Claire leaned back hard in her chair. It was several minutes before she found her voice. “This is dreadful, Archer,” she said and then fell silent again for a long time. “What she’s suffered already... What it will take to mend her... I don’t think you have it in you.”

Archer blinked in receipt of this.

“I hope I’m wrong. I pray that you can somehow make this right. But I don’t, at present, see how.”

“What has she suffered, Claire?” he dared to ask. “Do you know?”

Again, Claire was silent, thinking. “Have you ever wondered why I’ve never married?” she said at last.

“As a matter of fact, I have. It’s not for want of admirers, I know that much.”
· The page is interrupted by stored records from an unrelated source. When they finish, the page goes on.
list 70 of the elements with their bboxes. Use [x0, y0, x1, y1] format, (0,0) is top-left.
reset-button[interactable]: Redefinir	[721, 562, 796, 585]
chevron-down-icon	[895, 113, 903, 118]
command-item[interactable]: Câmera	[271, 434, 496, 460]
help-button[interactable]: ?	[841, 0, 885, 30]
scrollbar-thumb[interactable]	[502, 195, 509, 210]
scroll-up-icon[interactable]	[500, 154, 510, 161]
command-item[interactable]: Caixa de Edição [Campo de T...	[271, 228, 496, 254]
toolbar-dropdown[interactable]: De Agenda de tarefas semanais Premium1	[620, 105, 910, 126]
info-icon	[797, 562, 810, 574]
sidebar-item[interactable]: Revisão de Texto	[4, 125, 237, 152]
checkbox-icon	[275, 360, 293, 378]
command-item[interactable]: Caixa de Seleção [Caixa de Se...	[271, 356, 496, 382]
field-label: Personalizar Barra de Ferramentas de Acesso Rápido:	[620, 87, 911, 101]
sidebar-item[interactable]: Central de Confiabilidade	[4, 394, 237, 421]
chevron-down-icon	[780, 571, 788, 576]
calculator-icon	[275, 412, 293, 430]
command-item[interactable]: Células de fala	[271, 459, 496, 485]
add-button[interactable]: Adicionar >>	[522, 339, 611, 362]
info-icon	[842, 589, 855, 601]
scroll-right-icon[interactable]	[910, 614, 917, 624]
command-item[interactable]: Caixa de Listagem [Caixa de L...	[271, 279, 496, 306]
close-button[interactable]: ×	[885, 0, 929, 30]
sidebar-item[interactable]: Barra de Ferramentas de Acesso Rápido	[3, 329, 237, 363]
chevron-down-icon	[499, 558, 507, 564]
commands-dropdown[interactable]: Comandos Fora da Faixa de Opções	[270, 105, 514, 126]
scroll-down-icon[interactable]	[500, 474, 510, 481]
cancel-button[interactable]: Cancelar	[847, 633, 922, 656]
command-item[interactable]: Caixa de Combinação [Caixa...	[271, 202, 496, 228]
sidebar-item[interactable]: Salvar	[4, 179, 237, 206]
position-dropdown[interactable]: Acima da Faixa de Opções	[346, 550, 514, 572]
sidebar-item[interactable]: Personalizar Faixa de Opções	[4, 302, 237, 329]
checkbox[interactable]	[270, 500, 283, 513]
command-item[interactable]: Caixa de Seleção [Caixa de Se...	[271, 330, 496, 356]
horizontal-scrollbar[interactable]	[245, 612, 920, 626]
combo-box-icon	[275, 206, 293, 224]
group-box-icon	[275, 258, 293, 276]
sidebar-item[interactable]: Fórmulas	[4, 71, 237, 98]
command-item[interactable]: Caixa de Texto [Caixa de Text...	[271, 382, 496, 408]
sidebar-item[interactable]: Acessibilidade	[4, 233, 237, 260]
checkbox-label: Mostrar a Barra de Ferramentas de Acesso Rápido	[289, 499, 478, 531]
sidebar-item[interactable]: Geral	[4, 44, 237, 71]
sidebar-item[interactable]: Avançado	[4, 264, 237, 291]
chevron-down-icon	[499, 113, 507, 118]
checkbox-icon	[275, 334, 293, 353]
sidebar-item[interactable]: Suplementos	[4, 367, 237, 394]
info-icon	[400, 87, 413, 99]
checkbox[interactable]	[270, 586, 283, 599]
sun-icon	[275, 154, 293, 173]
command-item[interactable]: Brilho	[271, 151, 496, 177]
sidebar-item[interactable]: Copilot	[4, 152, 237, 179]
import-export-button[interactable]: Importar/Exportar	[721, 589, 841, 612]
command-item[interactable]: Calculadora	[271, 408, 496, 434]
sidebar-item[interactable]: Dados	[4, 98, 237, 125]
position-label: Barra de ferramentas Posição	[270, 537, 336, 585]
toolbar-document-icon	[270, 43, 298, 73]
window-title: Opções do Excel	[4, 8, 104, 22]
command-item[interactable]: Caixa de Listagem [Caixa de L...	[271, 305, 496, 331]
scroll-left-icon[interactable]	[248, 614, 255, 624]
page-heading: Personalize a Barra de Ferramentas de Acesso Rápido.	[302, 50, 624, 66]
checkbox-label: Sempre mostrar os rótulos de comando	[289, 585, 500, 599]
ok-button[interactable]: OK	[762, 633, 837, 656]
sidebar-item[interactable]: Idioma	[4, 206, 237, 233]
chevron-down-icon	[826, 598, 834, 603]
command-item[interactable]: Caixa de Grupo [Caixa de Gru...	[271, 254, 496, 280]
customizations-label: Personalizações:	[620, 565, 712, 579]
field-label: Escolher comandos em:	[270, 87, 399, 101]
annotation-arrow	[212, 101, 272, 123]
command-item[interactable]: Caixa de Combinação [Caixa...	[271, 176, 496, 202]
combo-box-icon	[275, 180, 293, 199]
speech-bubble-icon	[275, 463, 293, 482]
“I can love very deeply, very intensely. From a distance, from an arm’s length, I can adore with all the fervour imaginable. But there is a line impossible to cross where that adoration ought to become that which I would have for husbands and lovers. I can’t get there. I won’t let anyone close enough to persuade me. Not again.”

“Why not?”

“Because, were I to open myself up like that, were I to be betrayed in that openness, I would never recover. It is the same for her.”

“So it’s impossible.”

“I don’t know. If you are the one who has ultimately betrayed her, then I’m afraid it may be. You have time on your side, I suppose. Unless she finds a way to extricate herself.”

“Claire!”

“She may. I would not blame her.”

“You would not help her? You would not betray me?”

Claire was silent for a minute or two. “Good heaven, Archer!” she burst out at last. “Above all others do you know how I have loved you?” Her hands shook as she spoke. “I have placed such hope in your becoming the kind of man I could love.”

“Claire, what are you saying?”

“It’s impossible. I know that and have always known it, but it’s true nevertheless. If you could become that man, Archer! But how to do it now? I simply cannot believe you have allowed this to happen.”

And Claire began to cry, great silent tears. His feet were pulled from beneath him. He’d never seen her like this before.

“I think I almost hate you now,” she said and arose to take up her coat.

“Claire,” he pleaded.

But she did not answer.

“Claire,” he tried again.

She did not acknowledge him in any way, only walked from the room and out of the house.